1. Suppose that a drug for treating cancer is cleared by the Food and Drug Administration and that the company is successful in obtaining a patent for its product. Which of the following is then true?
A) The method of producing the product would not be considered intellectual property.
B) The drug would have many close substitutes.
C) The patent holder has a monopoly.
D) The patent holder now faces barriers to entry.
2. When the number of substitutes increase, the demand curve for a monopolist will
A) become more inelastic.
B) not change.
C) become more elastic.
D) become steeper.
3. Which of the following is true of a perfectly competitive firm and a monopoly in the long run?
A) P = MR
B) MR = MC
C) P = MC
D) P = ATC
4. A barrier to entry is
A) a term used to explain why monopolies always make economic profits.
B) a restriction on starting a business.
C) the situation when the government produces a good instead of relying on private firms to produce the good.
D) a restriction on the profits that a monopoly can make.
5. Price differentiation is a situation in which
A) consumers' comparison-shop.
B) the demand curve is vertical.
C) there are different prices for the same product that are not due to differences in the marginal cost of providing the commodity to different groups of buyers.
D) there are different prices for similar products reflecting differences in the marginal cost of providing the commodities to different groups of buyers.
6. Which of the following is TRUE?
A) Charging all customers the same price when costs vary can actually be a case of price discrimination.
B) Price discrimination guarantees that the monopolist will make a profit.
C) Monopoly results in a higher quantity of output being sold compared with perfect competition.
D) Price discrimination occurs when there are differences in prices that reflect differences in marginal cost.
7. When consumers would have been willing to pay higher prices at various quantities consumed than the market clearing price, the differences are called
A) monopoly profits.
B) consumer surplus.
C) deadweight loss.
D) opportunity cost.
8. A monopolist would probably earn fewer profits if
A) the importance of specialized capital equipment in its production techniques increased.
B) tariffs on competing products were lowered.
C) the time length of patents increased.
D) environmental regulations increased that required the purchase of special capital equipment.
9. The monopolist determines the price and quantity combination that maximizes short-run profits by
A) finding the point at which marginal revenue and demand intersect. This gives the price and quantity that maximizes profits.
B) finding the quantity at which average revenue and average total cost are furthest apart.
C) determining the price by finding the highest price at which sales can be made and then using the demand curve to find the appropriate quantity.

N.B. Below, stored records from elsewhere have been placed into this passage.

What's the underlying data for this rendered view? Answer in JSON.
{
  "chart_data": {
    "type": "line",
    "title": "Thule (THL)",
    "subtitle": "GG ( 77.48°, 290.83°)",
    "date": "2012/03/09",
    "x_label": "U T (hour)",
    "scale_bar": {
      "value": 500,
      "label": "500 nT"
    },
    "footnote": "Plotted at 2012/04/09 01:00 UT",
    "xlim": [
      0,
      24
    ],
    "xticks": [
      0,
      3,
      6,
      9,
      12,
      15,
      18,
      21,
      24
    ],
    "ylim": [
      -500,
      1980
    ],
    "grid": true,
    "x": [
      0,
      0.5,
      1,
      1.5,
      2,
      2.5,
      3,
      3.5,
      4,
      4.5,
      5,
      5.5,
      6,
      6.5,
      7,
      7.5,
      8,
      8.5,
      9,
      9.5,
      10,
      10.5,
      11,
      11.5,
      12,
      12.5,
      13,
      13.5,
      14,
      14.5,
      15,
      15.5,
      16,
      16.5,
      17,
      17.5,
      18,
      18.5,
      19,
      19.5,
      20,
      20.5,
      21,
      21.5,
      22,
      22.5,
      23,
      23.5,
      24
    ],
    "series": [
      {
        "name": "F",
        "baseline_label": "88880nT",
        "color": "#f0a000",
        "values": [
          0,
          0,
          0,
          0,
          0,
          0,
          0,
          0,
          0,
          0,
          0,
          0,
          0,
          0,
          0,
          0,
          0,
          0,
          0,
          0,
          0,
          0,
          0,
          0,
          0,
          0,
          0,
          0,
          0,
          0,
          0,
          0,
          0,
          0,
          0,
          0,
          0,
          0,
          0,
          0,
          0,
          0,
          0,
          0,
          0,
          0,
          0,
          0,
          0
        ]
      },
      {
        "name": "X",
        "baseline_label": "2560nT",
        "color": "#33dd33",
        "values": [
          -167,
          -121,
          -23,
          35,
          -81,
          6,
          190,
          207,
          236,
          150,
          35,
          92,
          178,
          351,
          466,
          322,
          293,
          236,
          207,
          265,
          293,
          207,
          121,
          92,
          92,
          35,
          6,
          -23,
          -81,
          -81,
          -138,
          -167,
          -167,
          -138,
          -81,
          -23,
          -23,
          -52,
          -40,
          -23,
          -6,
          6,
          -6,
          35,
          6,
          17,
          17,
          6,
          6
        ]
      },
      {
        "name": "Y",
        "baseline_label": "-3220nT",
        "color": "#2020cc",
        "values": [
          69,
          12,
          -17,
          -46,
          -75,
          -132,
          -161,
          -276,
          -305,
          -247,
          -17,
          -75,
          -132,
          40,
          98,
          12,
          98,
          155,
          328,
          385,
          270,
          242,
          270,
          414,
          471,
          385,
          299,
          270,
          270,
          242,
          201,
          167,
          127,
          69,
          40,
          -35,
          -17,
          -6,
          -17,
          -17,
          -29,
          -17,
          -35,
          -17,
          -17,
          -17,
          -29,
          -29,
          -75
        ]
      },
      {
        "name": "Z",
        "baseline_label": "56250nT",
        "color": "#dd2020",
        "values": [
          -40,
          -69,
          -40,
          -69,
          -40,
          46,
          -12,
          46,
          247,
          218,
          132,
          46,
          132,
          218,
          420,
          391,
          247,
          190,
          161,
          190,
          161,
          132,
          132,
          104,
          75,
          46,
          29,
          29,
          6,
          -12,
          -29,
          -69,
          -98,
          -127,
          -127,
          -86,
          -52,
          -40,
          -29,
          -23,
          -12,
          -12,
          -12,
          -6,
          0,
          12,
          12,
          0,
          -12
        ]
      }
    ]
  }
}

D) finding the quantity at which marginal cost and marginal revenue are equal and then using the demand curve to find price.
10. A pure monopolist is selling 7 units at a price of $12. If the marginal revenue of the 8th unit is $4, then the price of the 8th unit is
A) $11.
B) greater than $12.
C) $4.
D) $10.
11. Which of the following is a TRUE statement about a monopoly?
A) As long as there are barriers to entry, a monopoly can always find some price-output combination that generates positive economic profits.
B) As long as the demand curve slopes down, a monopoly can always find some price-output combination that generates positive economic profits.
C) A monopoly must earn an above-normal profit to stay in business.
D) A monopoly does not necessarily earn positive economic profits.
12. Which of the following is NOT a condition for price discrimination to exist?
A) identification of buyers with differing elasticities
B) unpatented product or the service
C) downward sloping demand curve faced by the firm
D) ability to prevent the resale of the product or service
13. For a firm to become a monopoly in an industry,
A) the firm will engage in unfair practices to drive all competitors out of the market.
B) the firm must produce a faulty product.
C) barriers to entry must exist.
D) the firm must charge higher prices than its competitors.